Motivation: In Python it is very important to understand some of the data types more depth than you would in R. Many of the data types in Python will seem very familiar.

R Python

character

string 'str'

integer

integer 'int'

numeric

float

logical

boolen 'bool'

In addition to all of that, there are other classifications that the packages in Python include.

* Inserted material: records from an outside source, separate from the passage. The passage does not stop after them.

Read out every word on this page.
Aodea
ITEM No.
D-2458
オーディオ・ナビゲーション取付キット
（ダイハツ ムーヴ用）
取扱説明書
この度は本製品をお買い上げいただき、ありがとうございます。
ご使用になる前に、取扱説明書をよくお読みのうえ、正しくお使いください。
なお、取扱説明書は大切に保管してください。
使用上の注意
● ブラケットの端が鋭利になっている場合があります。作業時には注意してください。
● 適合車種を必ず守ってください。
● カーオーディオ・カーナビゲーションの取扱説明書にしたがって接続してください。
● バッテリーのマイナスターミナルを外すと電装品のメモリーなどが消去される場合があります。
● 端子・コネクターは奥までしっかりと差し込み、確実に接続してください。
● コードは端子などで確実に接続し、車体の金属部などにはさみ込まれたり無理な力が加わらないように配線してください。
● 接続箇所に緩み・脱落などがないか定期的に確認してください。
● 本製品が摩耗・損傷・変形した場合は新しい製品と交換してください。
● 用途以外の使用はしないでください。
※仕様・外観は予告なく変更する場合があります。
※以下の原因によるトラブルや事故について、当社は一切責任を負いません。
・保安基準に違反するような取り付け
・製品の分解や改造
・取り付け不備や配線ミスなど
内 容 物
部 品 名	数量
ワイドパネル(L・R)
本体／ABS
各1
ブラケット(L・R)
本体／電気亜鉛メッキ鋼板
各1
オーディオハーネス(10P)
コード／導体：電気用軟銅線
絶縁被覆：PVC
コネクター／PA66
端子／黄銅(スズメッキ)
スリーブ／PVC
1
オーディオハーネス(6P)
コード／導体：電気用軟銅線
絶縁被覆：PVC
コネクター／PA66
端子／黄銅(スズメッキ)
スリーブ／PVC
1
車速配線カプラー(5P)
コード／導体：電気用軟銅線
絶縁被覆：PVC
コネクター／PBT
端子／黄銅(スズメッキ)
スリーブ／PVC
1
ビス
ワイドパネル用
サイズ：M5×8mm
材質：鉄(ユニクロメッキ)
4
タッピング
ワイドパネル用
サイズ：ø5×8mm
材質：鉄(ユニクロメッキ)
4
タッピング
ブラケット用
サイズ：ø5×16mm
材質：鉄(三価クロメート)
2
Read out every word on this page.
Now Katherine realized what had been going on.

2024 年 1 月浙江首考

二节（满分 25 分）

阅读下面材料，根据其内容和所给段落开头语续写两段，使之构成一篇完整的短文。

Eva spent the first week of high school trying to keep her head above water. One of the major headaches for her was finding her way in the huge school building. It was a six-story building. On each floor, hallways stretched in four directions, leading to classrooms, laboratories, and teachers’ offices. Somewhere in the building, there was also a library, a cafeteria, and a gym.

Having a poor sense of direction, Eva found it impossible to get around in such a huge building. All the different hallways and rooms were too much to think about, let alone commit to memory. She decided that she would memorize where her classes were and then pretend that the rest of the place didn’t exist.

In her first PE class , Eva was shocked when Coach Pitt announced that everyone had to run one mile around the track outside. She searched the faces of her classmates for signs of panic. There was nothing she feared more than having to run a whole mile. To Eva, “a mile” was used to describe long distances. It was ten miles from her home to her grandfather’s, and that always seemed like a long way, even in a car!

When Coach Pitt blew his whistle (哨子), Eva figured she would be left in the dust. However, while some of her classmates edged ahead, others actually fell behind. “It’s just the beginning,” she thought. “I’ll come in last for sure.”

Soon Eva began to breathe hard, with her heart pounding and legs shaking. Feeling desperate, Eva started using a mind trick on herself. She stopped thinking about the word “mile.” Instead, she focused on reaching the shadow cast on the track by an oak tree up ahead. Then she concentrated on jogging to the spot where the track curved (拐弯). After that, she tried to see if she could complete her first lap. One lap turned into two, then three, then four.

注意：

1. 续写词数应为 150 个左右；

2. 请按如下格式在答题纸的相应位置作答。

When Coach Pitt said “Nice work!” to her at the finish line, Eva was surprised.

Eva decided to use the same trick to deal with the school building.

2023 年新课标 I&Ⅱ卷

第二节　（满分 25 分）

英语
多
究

The most popular packages are pandas and numpy.
Things like `tuple`s, `list`s, `set`s, and `dict`s that diverge from R.
It is important to understand basic concepts in Python before jumping in.

Context: This is the second project introducing some basic data types, and demonstrating some familiar control flow concepts, all while digging right into a dataset.

Scope: tuples, lists, if statements, opening files

Learning Objectives
  • List the differences between lists & tuples and when to use each.

  • Gain familiarity with string methods, list methods, and tuple methods.

  • Demonstrate the ability to read and write data of various formats using various packages.

Make sure to read about, and use the template found here, and the important information about projects submissions here.

Dataset

The following questions will use the dataset found in Anvil:

/anvil/projects/tdm/data/craigslist/vehicles.csv

Questions

ONE

Read in the dataset /anvil/projects/tdm/data/craigslist/vehicles.csv into a pandas DataFrame called myDF.

Insider Knowledge

pandas is an integral tool for various data science tasks in Python. You can read a quick intro here.+ We will be slowly introducing bits and pieces of this package throughout the semester.

Helpful Hints
import pandas as pd
from pathlib import path
  1. How big is the dataset (in Mb or Gb)?

Items to submit
  • Code used to solve this problem.

  • Output from running the code.

  • The answers to the questions above

TWO

Using the function attributes to get the number of columns and rows of our dataset. How many columns and rows are there? Use f-strings[1] to print a message, for example

There are 123 columns in the DataFrame
There are 321 rows in the DataFrame!

Insider Knowledge

Attributes are the different properties of a data.frame that can be used to get data/information from a particular data.frame

  • index- _index()_there are two types of index in a data.frame. One being row index and the other colummn index.

mydf.index
  • columns- can be used ot get the label values for the columns in the dataset

mydf.columns
  • axes- used when we want to know the value of all row labels AND column labels at the same time

mydf.axes
  • d(ata)types- used to show the data types for each column in the data.frame

mydf.dtypes
  • size- used to show the total number of elements/items in a data.frame

mydf.size
  • shape- show the total number of rows and columns of a specific data.frame

mydf.shape
  • ndim- stands for number of dimensions, this shows the number of dimensions in a specific data.frame

mydf.ndim
  • empty- this checks to see if the data.frame is empty, if it is indeed empty it will retun TRUE but if the data.frame has elements/information then it will return FALSE

mydf.empty
  • T- stands for transpose this means that you can change rows into columns and also vice versa of columns into rows.

mydf.T
  • values- returns a view object which contains the values of the dic as a list.

mydf.values
Helpful Hint

Earlier we learned how to read a csv file into python, line-by-line, and print values.
Use the csv package to print just the first row, which should contain the names of the columns, OR instead of using the csv package, use one of the pandas attributes from myDF to print the column names.

Items to submit
  • Code used to solve this problem.

  • Output from running the code.

  • The answers to the questions above

THREE

  • Using the pandas package get a list called our_columns that contains the column names.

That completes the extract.